PLoS ONE (Jan 2022)

Novel extreme regression-voting classifier to predict death risk in vaccinated people using VAERS data.

  • Eysha Saad,
  • Saima Sadiq,
  • Ramish Jamil,
  • Furqan Rustam,
  • Arif Mehmood,
  • Gyu Sang Choi,
  • Imran Ashraf

DOI
https://doi.org/10.1371/journal.pone.0270327
Journal volume & issue
Vol. 17, no. 6
p. e0270327

Abstract

Read online

COVID-19 vaccination raised serious concerns among the public and people are mind stuck by various rumors regarding the resulting illness, adverse reactions, and death.
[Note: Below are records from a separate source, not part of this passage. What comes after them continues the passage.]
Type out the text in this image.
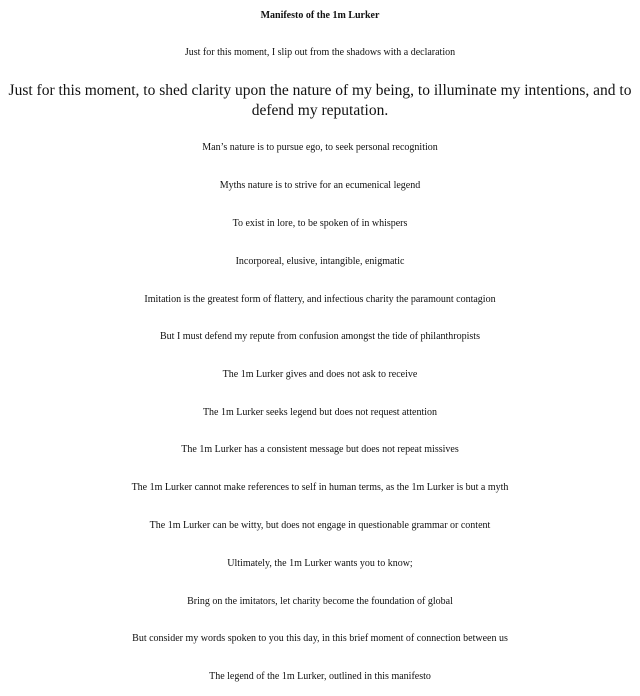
Manifesto of the 1m Lurker
Just for this moment, I slip out from the shadows with a declaration
Just for this moment, to shed clarity upon the nature of my being, to illuminate my intentions, and to defend my reputation.
Man’s nature is to pursue ego, to seek personal recognition
Myths nature is to strive for an ecumenical legend
To exist in lore, to be spoken of in whispers
Incorporeal, elusive, intangible, enigmatic
Imitation is the greatest form of flattery, and infectious charity the paramount contagion
But I must defend my repute from confusion amongst the tide of philanthropists
The 1m Lurker gives and does not ask to receive
The 1m Lurker seeks legend but does not request attention
The 1m Lurker has a consistent message but does not repeat missives
The 1m Lurker cannot make references to self in human terms, as the 1m Lurker is but a myth
The 1m Lurker can be witty, but does not engage in questionable grammar or content
Ultimately, the 1m Lurker wants you to know;
Bring on the imitators, let charity become the foundation of global
But consider my words spoken to you this day, in this brief moment of connection between us
The legend of the 1m Lurker, outlined in this manifesto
Such rumors are dangerous to the campaign against the COVID-19 and should be dealt with accordingly and timely. One prospective solution is to use machine learning-based models to predict the death risk for vaccinated people and clarify people's perceptions regarding death risk. This study focuses on the prediction of the death risks associated with vaccinated people followed by a second dose for two reasons; first to build consensus among people to get the vaccines; second, to reduce the fear regarding vaccines. Given that, this study utilizes the COVID-19 VAERS dataset that records adverse events after COVID-19 vaccination as 'recovered', 'not recovered', and 'survived'. To obtain better prediction results, a novel voting classifier extreme regression-voting classifier (ER-VC) is introduced. ER-VC ensembles extra tree classifier and logistic regression using soft voting criterion. To avoid model overfitting and get better results, two data balancing techniques synthetic minority oversampling (SMOTE) and adaptive synthetic sampling (ADASYN) have been applied. Moreover, three feature extraction techniques term frequency-inverse document frequency (TF-IDF), bag of words (BoW), and global vectors (GloVe) have been used for comparison. Both machine learning and deep learning models are deployed for experiments. Results obtained from extensive experiments reveal that the proposed model in combination with TF-TDF has shown robust results with a 0.85 accuracy when trained on the SMOTE-balanced dataset. In line with this, validation of the proposed voting classifier on binary classification shows state-of-the-art results with a 0.98 accuracy. Results show that machine learning models can predict the death risk with high accuracy and can assist the authors in taking timely measures.